Anne, Xixil e Ekaitx hanno addirittura avuto difficoltà a capire certe domande, avendo evidentemente superato culturalmente e politicamente il problema del “riconoscimento” da parte delle comunità di riferimento

Hanno dovuto spiegare brevemente la non assimilabilità della Catalogna con il Paese Basco, soffermandosi sul fatto che, vista la coscienza di massa consolidata, siano apparsi nel panorama politico, indipendentisti dell’ultima ora, in sintesi la politica che “insegue la piazza”, mentre da noi la politica perde la piazza, a favore di proposte “civiche” che niente hanno a che fare con un percorso volto all’indipendenza.

La loro perplessità riguarda la scarsa partecipazione dei giovani sardi a tematiche come la difesa dei territori contro le basi militari.

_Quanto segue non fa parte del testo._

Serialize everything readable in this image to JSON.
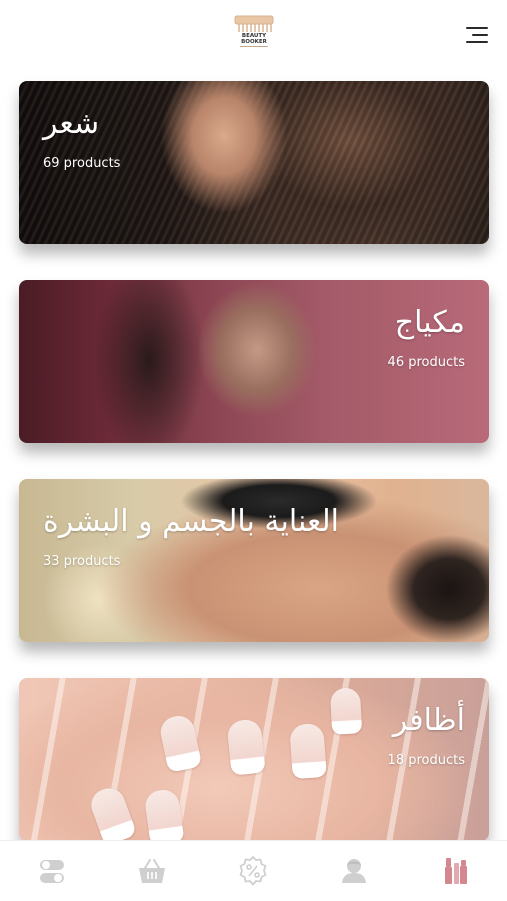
{
  "header": {
    "logo_line1": "BEAUTY",
    "logo_line2": "BOOKER",
    "menu_icon": "menu-icon"
  },
  "categories": [
    {
      "title": "شعر",
      "count": "69 products"
    },
    {
      "title": "مكياج",
      "count": "46 products"
    },
    {
      "title": "العناية بالجسم و البشرة",
      "count": "33 products"
    },
    {
      "title": "أظافر",
      "count": "18 products"
    }
  ],
  "tabbar": {
    "items": [
      {
        "icon": "toggle-icon"
      },
      {
        "icon": "basket-icon"
      },
      {
        "icon": "discount-icon"
      },
      {
        "icon": "profile-icon"
      },
      {
        "icon": "cosmetics-icon"
      }
    ],
    "active_color": "#d4878f",
    "inactive_color": "#c8c8c8"
  }
}
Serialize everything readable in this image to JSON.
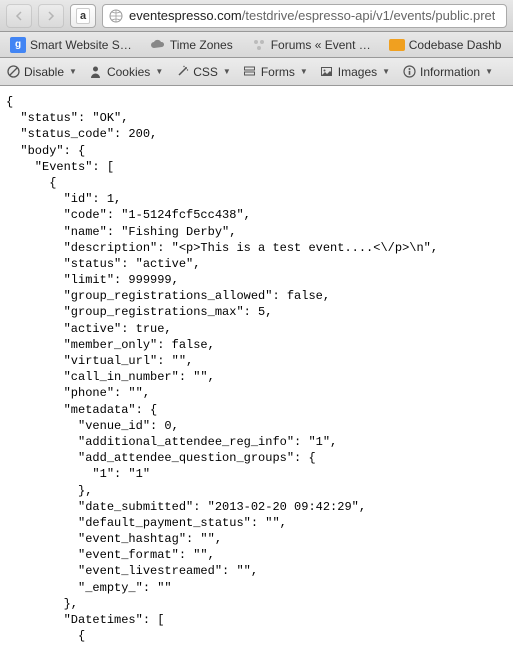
{
  "toolbar": {
    "url_host": "eventespresso.com",
    "url_path": "/testdrive/espresso-api/v1/events/public.pret"
  },
  "bookmarks": [
    {
      "label": "Smart Website S…"
    },
    {
      "label": "Time Zones"
    },
    {
      "label": "Forums « Event …"
    },
    {
      "label": "Codebase Dashb"
    }
  ],
  "devtools": {
    "disable": "Disable",
    "cookies": "Cookies",
    "css": "CSS",
    "forms": "Forms",
    "images": "Images",
    "information": "Information"
  },
  "json_body": "{\n  \"status\": \"OK\",\n  \"status_code\": 200,\n  \"body\": {\n    \"Events\": [\n      {\n        \"id\": 1,\n        \"code\": \"1-5124fcf5cc438\",\n        \"name\": \"Fishing Derby\",\n        \"description\": \"<p>This is a test event....<\\/p>\\n\",\n        \"status\": \"active\",\n        \"limit\": 999999,\n        \"group_registrations_allowed\": false,\n        \"group_registrations_max\": 5,\n        \"active\": true,\n        \"member_only\": false,\n        \"virtual_url\": \"\",\n        \"call_in_number\": \"\",\n        \"phone\": \"\",\n        \"metadata\": {\n          \"venue_id\": 0,\n          \"additional_attendee_reg_info\": \"1\",\n          \"add_attendee_question_groups\": {\n            \"1\": \"1\"\n          },\n          \"date_submitted\": \"2013-02-20 09:42:29\",\n          \"default_payment_status\": \"\",\n          \"event_hashtag\": \"\",\n          \"event_format\": \"\",\n          \"event_livestreamed\": \"\",\n          \"_empty_\": \"\"\n        },\n        \"Datetimes\": [\n          {"
}
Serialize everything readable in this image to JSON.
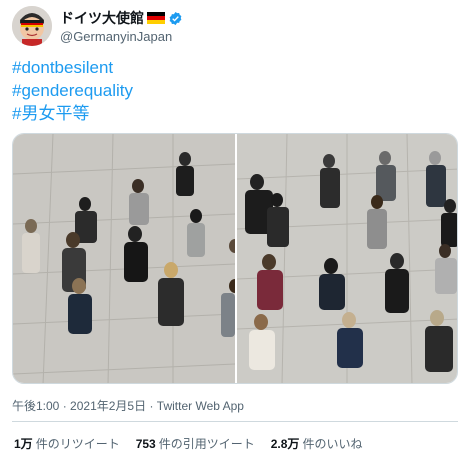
{
  "user": {
    "display_name": "ドイツ大使館",
    "handle": "@GermanyinJapan",
    "verified": true,
    "flag_icon": "germany-flag-icon",
    "avatar_icon": "mascot-avatar-icon"
  },
  "tweet": {
    "hashtags": [
      "#dontbesilent",
      "#genderequality",
      "#男女平等"
    ]
  },
  "media": {
    "images": [
      {
        "name": "group-photo-left"
      },
      {
        "name": "group-photo-right"
      }
    ]
  },
  "meta": {
    "time": "午後1:00",
    "separator": "·",
    "date": "2021年2月5日",
    "source": "Twitter Web App"
  },
  "stats": {
    "retweets": {
      "count": "1万",
      "label": "件のリツイート"
    },
    "quotes": {
      "count": "753",
      "label": "件の引用ツイート"
    },
    "likes": {
      "count": "2.8万",
      "label": "件のいいね"
    }
  },
  "colors": {
    "hashtag": "#1d9bf0",
    "muted": "#536471",
    "verified": "#1d9bf0"
  }
}
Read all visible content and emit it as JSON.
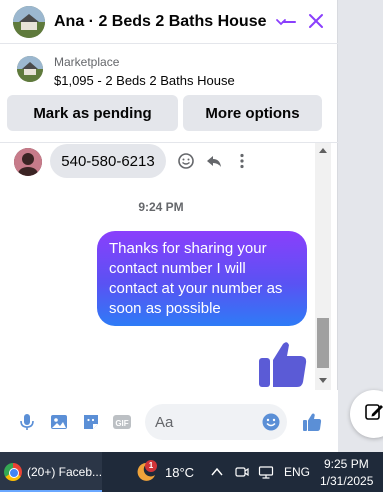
{
  "header": {
    "title": "Ana · 2 Beds 2 Baths House"
  },
  "listing": {
    "label": "Marketplace",
    "item": "$1,095 - 2 Beds 2 Baths House",
    "buttons": {
      "pending": "Mark as pending",
      "more": "More options"
    }
  },
  "messages": {
    "incoming_phone": "540-580-6213",
    "timestamp": "9:24 PM",
    "outgoing_text": "Thanks for sharing your contact number I will contact at your number as soon as possible"
  },
  "composer": {
    "placeholder": "Aa",
    "gif_label": "GIF"
  },
  "taskbar": {
    "app_label": "(20+) Faceb...",
    "weather_badge": "1",
    "temperature": "18°C",
    "language": "ENG",
    "time": "9:25 PM",
    "date": "1/31/2025"
  },
  "colors": {
    "accent": "#8a3ffc",
    "like_blue": "#5b5bd6",
    "bubble_gradient": [
      "#8a3ffc",
      "#5a52f3",
      "#2e7bf6"
    ]
  }
}
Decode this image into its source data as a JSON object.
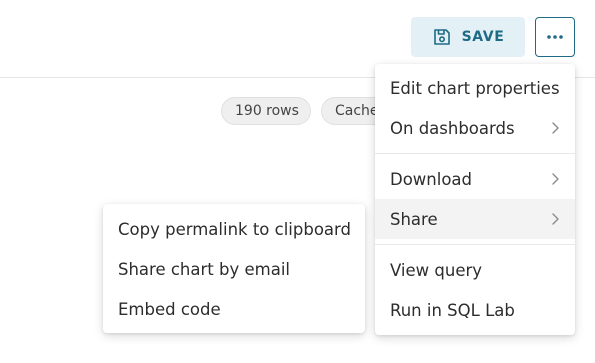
{
  "header": {
    "save_label": "SAVE",
    "save_icon": "floppy-disk-icon",
    "more_icon": "ellipsis-icon"
  },
  "pills": {
    "rows": "190 rows",
    "cache": "Cached"
  },
  "main_menu": {
    "items": [
      {
        "label": "Edit chart properties",
        "submenu": false
      },
      {
        "label": "On dashboards",
        "submenu": true
      },
      {
        "label": "Download",
        "submenu": true
      },
      {
        "label": "Share",
        "submenu": true,
        "active": true
      },
      {
        "label": "View query",
        "submenu": false
      },
      {
        "label": "Run in SQL Lab",
        "submenu": false
      }
    ]
  },
  "share_menu": {
    "items": [
      {
        "label": "Copy permalink to clipboard"
      },
      {
        "label": "Share chart by email"
      },
      {
        "label": "Embed code"
      }
    ]
  },
  "colors": {
    "accent": "#1f6b86",
    "save_bg": "#e3f1f6",
    "active_item_bg": "#f3f3f3",
    "pill_bg": "#efefef"
  }
}
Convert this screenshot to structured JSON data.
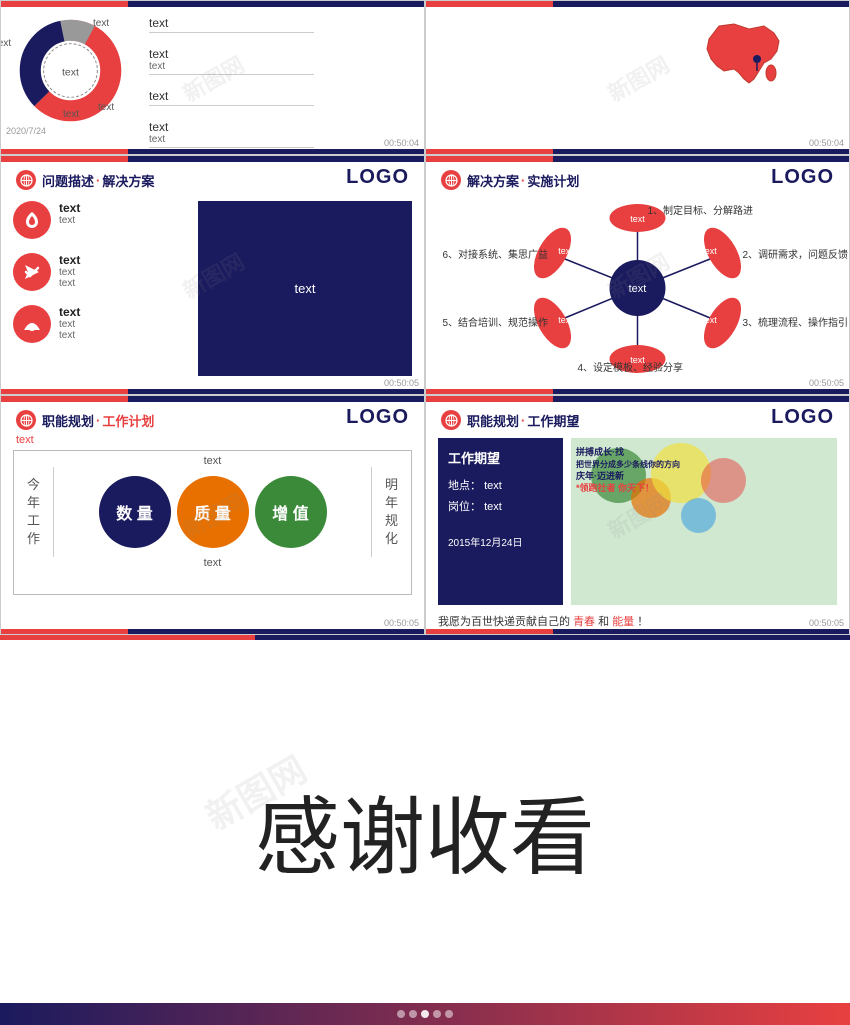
{
  "watermarks": [
    "新图网",
    "新图网",
    "新图网",
    "新图网",
    "新图网"
  ],
  "timestamps": [
    "00:50:04",
    "00:50:04",
    "00:50:05",
    "00:50:05",
    "00:50:05",
    "00:50:05"
  ],
  "date": "2020/7/24",
  "logo": "LOGO",
  "slide1": {
    "donut": {
      "segments": [
        "red",
        "darkblue",
        "gray",
        "lightblue"
      ],
      "labels": [
        "text",
        "text",
        "text",
        "text",
        "text"
      ]
    },
    "textItems": [
      {
        "label": "text",
        "sub": ""
      },
      {
        "label": "text",
        "sub": "text"
      },
      {
        "label": "text",
        "sub": ""
      },
      {
        "label": "text",
        "sub": "text"
      }
    ]
  },
  "slide2": {
    "title1": "问题描述",
    "sep": "·",
    "title2": "解决方案",
    "logo": "LOGO",
    "icons": [
      {
        "label": "text",
        "sub1": "text",
        "sub2": ""
      },
      {
        "label": "text",
        "sub1": "text",
        "sub2": "text"
      },
      {
        "label": "text",
        "sub1": "text",
        "sub2": "text"
      }
    ],
    "box_text": "text"
  },
  "slide3": {
    "title1": "解决方案",
    "sep": "·",
    "title2": "实施计划",
    "logo": "LOGO",
    "steps": [
      "1、制定目标、分解路进",
      "2、调研需求，问题反馈",
      "3、梳理流程、操作指引",
      "4、设定模板、经验分享",
      "5、结合培训、规范操作",
      "6、对接系统、集思广益"
    ],
    "center_text": "text",
    "petals": [
      "text",
      "text",
      "text",
      "text",
      "text",
      "text"
    ]
  },
  "slide4": {
    "title1": "职能规划",
    "sep": "·",
    "title2": "工作计划",
    "logo": "LOGO",
    "sub": "text",
    "top_label": "text",
    "circles": [
      "数 量",
      "质 量",
      "增 值"
    ],
    "left_labels": [
      "今",
      "年",
      "工",
      "作"
    ],
    "right_labels": [
      "明",
      "年",
      "规",
      "化"
    ],
    "bottom_label": "text"
  },
  "slide5": {
    "title1": "职能规划",
    "sep": "·",
    "title2": "工作期望",
    "logo": "LOGO",
    "box_title": "工作期望",
    "location_label": "地点：",
    "location_value": "text",
    "position_label": "岗位：",
    "position_value": "text",
    "date": "2015年12月24日",
    "wish1": "拼搏成长·找",
    "wish2": "把世界分成多少条线你的方向",
    "wish3": "庆年·迈进新",
    "wish4": "*领跑社者",
    "wish5": "你天下！",
    "bottom_text": "我愿为百世快递贡献自己的",
    "bottom_red1": "青春",
    "bottom_and": "和",
    "bottom_red2": "能量",
    "bottom_end": "！"
  },
  "thankyou": "感谢收看",
  "nav": {
    "prev": "◀",
    "next": "▶"
  }
}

I tre ambasciatori di Askapena sono, evidentemente, il frutto di un lavoro politico delle generazioni precedenti, nati in un contesto storico in cui l’autodeterminazione è una vocazione collettiva praticata, in cui la lingua è ufficiale e la cultura ha prodotto una visione di una società che non riconosce un governo dominante, e che non lavora per un patto con il potere al fine di ottenere briciole di gratificazione.

Alla domanda su Podemos che, anche in Navarra ha ottenuto consensi forse sottratti all’indipendentismo, hanno risposto che forse l’elettorato ha un passo più lungo della politica e con il voto a Podemos ha inteso manifestare la rottura di indugi, invitando a proseguire verso un cambiamento radicale, senza collusioni con PNV.

L’approccio di Libe.R.U con  organizzazioni straniere è un modo efficace per poter parlare “di noi” in una prospettiva ampia.

È impossibile immaginare che da decenni si seguano strade battute e senza uscita che atomizzano la militanza, creando partiti a basso consenso elettorale. Sarebbe invece necessario interrogarci e rapportarci con altre realtà, uscendo da una visione novecentesca della politica.

Investire in cultura, coinvolgendo associazioni, movimenti, collettivi, è una crescita collettiva di cui la Sardegna ha bisogno, come del pane, anzi come della indipendenza.